When blood vessels in the brain are damaged—broken or blocked—the result is generally a stroke. Blood can’t get to some or all of the brain and brain cells begin to die off. The functions these cells perform, whatever they happen to be, are obviously affected by this; that’s why stroke is the fourth-leading cause of death in the United States and a major cause of disability that isn’t congenital or inborn.

Now a partial solution may soon be at hand.
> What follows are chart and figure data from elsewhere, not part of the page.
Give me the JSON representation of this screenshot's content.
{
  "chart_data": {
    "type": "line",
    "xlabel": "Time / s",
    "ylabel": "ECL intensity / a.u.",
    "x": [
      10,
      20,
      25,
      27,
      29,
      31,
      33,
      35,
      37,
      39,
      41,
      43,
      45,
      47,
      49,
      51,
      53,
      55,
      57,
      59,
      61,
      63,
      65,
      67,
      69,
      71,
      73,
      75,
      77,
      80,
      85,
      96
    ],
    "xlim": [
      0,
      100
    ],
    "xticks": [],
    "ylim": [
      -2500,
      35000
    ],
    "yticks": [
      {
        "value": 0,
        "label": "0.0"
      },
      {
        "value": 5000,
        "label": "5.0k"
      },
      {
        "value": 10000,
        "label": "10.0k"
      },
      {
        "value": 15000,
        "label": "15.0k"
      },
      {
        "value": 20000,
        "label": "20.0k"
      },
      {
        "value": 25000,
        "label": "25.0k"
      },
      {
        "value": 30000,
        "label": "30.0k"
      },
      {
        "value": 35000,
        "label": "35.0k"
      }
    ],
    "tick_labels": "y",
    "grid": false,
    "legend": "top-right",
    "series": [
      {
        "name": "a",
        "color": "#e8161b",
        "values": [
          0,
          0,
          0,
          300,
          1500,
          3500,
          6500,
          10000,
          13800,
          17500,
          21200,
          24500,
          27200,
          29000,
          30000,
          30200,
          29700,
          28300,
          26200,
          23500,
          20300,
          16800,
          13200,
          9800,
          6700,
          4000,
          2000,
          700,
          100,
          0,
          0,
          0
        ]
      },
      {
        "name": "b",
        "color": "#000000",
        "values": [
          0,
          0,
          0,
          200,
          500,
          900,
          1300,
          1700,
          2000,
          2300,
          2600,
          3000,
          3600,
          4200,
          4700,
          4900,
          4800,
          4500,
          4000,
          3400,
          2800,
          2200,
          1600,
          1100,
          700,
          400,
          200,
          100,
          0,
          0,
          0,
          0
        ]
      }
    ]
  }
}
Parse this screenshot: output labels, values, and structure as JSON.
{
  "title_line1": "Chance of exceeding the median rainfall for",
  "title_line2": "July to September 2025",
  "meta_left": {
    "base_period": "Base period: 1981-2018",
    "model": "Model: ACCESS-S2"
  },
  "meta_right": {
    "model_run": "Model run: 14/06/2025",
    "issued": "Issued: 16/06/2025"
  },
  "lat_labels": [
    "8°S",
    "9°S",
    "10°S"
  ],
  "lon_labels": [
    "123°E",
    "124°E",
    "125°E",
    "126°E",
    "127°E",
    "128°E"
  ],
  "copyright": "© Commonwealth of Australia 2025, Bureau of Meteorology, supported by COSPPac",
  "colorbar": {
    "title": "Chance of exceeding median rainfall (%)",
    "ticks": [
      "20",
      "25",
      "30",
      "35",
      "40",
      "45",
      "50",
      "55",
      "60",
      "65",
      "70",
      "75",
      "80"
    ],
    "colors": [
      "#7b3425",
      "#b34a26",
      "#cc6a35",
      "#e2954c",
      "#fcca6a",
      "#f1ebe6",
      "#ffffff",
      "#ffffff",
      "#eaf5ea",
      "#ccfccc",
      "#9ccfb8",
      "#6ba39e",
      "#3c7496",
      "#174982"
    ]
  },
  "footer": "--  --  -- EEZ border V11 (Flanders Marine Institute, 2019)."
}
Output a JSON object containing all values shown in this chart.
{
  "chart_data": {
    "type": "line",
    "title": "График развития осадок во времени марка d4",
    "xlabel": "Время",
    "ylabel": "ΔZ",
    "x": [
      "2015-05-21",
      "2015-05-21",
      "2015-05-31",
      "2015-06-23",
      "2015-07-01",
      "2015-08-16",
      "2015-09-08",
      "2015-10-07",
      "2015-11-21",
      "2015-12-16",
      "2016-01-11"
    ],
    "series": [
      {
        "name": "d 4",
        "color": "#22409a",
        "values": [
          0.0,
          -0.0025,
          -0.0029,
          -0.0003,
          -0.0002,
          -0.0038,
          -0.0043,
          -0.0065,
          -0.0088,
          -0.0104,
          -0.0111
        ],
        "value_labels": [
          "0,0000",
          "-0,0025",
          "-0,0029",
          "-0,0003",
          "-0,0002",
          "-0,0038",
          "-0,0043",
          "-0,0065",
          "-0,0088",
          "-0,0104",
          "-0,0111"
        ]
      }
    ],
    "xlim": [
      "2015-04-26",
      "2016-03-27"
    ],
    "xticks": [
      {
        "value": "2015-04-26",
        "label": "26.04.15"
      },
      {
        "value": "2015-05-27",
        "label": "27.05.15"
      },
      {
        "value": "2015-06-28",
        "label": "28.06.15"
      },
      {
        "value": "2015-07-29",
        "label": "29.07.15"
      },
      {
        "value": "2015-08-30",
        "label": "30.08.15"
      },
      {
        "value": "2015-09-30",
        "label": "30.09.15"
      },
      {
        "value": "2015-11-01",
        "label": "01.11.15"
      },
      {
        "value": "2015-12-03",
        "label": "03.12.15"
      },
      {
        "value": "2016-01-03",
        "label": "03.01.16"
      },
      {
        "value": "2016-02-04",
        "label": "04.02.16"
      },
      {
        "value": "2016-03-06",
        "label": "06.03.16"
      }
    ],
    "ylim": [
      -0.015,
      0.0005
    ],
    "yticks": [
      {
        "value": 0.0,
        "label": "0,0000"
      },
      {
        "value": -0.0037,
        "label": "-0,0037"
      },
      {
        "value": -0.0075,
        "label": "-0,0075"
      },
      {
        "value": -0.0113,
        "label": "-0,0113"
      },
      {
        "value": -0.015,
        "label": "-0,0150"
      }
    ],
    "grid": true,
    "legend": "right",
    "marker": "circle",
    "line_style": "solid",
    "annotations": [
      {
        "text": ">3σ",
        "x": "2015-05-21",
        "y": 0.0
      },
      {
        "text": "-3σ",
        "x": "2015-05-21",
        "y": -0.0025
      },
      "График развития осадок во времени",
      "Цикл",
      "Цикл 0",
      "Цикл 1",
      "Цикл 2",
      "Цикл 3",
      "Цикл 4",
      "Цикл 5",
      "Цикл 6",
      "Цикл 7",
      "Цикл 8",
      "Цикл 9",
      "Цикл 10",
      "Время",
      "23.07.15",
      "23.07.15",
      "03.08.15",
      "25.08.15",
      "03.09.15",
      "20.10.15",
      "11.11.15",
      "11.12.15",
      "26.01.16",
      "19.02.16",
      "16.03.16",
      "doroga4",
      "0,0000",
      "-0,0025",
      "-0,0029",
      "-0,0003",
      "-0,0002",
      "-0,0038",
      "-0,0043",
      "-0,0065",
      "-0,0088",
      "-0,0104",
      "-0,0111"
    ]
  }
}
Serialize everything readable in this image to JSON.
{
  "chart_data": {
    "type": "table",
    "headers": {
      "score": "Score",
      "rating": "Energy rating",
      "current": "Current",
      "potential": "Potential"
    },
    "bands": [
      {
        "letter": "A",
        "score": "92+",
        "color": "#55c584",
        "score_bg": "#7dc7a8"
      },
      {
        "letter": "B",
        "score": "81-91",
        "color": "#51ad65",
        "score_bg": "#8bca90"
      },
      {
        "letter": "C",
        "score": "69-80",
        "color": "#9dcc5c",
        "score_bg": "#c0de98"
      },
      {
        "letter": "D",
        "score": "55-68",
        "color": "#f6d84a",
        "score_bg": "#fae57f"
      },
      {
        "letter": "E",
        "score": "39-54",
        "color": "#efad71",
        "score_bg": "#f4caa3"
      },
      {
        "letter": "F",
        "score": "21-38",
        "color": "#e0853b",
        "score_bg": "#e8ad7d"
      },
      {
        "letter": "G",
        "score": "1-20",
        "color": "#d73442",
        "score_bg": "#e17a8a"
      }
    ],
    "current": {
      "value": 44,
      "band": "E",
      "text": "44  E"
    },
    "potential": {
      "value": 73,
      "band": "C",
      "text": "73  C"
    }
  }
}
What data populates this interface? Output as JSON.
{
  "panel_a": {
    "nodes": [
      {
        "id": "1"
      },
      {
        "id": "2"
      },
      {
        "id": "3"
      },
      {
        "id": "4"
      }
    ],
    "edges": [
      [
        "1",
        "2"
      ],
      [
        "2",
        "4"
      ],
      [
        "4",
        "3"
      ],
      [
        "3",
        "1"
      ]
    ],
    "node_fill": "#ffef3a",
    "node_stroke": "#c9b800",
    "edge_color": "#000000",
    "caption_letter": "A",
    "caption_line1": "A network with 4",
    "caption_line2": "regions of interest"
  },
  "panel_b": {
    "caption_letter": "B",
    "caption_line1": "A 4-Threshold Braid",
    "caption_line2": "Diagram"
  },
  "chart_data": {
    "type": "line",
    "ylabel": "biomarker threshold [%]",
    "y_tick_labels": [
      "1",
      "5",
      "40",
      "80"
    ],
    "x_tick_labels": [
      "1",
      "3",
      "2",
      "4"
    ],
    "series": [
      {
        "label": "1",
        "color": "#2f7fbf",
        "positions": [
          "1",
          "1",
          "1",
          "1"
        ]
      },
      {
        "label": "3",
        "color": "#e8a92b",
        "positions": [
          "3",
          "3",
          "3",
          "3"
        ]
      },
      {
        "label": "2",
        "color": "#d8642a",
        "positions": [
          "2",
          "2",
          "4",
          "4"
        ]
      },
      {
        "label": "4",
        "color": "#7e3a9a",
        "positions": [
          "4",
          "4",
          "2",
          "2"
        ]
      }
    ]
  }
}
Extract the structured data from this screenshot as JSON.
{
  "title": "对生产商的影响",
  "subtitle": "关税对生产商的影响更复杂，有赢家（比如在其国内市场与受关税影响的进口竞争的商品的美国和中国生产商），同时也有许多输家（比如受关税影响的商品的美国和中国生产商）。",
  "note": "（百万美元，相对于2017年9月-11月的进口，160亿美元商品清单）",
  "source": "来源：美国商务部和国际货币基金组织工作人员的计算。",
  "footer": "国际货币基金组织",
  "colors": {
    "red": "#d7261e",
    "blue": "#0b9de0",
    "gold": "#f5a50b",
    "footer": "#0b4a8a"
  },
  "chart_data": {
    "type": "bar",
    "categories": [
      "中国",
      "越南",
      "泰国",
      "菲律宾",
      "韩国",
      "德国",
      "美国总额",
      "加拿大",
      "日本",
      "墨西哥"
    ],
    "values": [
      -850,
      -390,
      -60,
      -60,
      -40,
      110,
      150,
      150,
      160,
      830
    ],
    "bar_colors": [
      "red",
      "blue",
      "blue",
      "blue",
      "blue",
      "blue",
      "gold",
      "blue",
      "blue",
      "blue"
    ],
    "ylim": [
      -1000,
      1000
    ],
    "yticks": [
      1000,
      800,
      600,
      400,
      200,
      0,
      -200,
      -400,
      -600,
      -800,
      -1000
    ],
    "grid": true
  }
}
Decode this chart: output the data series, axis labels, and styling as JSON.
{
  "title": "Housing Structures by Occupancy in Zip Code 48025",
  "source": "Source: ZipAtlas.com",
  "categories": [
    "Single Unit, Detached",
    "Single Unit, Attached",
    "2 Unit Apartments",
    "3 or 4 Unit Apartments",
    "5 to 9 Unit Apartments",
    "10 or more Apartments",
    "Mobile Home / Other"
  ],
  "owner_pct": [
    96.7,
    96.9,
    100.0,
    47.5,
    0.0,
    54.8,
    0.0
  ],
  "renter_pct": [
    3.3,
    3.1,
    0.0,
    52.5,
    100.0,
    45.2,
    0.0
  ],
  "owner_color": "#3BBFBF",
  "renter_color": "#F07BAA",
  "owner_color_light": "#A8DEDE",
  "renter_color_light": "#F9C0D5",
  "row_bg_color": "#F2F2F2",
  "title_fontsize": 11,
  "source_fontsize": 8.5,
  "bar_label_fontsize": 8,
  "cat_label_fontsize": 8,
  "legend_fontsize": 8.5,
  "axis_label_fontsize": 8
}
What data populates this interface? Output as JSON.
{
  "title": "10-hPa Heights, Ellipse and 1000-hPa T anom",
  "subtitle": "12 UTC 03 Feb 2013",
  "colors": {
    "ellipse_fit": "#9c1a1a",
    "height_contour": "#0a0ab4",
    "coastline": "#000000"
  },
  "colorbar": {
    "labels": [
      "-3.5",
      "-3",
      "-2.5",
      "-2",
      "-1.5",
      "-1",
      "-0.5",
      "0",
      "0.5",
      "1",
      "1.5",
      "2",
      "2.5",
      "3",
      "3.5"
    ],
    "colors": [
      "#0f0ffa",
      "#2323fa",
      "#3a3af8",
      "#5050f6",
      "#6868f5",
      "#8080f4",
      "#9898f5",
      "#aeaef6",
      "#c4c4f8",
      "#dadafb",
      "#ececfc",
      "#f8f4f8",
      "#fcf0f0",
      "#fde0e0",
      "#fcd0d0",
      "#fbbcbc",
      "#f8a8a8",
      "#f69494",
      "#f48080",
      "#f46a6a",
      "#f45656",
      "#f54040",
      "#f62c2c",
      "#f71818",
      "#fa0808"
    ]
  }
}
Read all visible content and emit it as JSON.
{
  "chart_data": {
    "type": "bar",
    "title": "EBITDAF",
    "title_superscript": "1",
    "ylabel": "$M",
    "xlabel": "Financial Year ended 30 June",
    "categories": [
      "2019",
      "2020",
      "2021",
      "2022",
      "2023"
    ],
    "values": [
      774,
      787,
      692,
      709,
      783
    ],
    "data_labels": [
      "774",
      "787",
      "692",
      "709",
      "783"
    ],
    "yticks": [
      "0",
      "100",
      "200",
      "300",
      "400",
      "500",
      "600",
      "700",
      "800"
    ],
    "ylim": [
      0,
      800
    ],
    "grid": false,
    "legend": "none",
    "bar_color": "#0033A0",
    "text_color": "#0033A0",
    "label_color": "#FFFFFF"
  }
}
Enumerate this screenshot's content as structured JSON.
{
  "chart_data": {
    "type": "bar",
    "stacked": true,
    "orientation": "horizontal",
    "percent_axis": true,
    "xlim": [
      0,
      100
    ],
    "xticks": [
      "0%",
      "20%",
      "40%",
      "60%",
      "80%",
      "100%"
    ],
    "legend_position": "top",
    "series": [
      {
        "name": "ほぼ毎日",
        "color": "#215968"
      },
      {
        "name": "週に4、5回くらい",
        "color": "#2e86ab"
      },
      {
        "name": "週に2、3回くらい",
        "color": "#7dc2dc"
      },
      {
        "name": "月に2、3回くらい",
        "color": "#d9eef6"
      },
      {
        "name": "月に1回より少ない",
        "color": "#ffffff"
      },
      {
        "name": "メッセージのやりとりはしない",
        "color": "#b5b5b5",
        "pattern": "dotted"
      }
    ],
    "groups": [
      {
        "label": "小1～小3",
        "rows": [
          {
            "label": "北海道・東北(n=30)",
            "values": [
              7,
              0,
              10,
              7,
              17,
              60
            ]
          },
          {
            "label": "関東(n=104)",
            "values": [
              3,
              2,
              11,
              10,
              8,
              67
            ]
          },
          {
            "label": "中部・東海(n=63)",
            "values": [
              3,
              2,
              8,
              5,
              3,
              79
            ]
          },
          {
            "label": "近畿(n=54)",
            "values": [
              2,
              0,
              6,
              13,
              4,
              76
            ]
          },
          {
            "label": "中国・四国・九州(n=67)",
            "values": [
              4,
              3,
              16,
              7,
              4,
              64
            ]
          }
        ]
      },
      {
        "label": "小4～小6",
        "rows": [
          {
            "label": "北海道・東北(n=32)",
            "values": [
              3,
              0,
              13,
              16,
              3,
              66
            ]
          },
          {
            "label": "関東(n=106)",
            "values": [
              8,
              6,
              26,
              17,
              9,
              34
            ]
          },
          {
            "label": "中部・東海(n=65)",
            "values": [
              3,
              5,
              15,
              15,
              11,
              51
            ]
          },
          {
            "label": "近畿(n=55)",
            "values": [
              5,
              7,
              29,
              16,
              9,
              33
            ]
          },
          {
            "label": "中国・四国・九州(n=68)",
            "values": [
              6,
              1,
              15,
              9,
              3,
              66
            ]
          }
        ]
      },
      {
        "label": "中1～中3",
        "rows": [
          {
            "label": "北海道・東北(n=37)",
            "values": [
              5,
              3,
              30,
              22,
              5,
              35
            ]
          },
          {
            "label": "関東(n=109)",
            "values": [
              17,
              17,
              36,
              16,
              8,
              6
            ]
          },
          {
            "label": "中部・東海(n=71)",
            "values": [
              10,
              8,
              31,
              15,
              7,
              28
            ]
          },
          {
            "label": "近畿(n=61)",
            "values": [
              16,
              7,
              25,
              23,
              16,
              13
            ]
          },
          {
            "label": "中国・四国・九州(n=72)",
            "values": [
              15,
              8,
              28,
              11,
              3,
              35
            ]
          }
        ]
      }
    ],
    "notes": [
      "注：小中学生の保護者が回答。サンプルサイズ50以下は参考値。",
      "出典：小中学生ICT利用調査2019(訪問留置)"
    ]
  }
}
“Through our lab research and clinical trial, we now have a better method of predicting whether a stroke drug may be effective in humans and we now have the evidence that there is a neuroprotectant that can prevent damage in the brain caused by reduced blood flow,” said Dr. Michael Tymianski, who invented the drug under study, in a statement. “The benefits of this can be explored not only for stroke, but for other conditions such as vascular dementia.”

What that means is that Dr. Tymianski created a medication that protects the brain when it’s not getting proper amounts of bloodflow due to a stroke. Right now it has only been shown to be effective for certain kinds of strokes, but Dr. Tymianski thinks it could work for other kinds as well.

The National Stroke Association’s advice for spotting a stroke is based on the letters in the word “FAST”: face, arms, speech, time. If you think someone is having a stroke, ask them to smile and see if their face droops on one side, ask them to raise both arms and see if one drifts downwards, ask them to repeat a phrase and see if their speech is slurred; if any of these are true, contact emergency medical services immediately and note the time symptoms first appeared. The sooner treatment is begun, the better.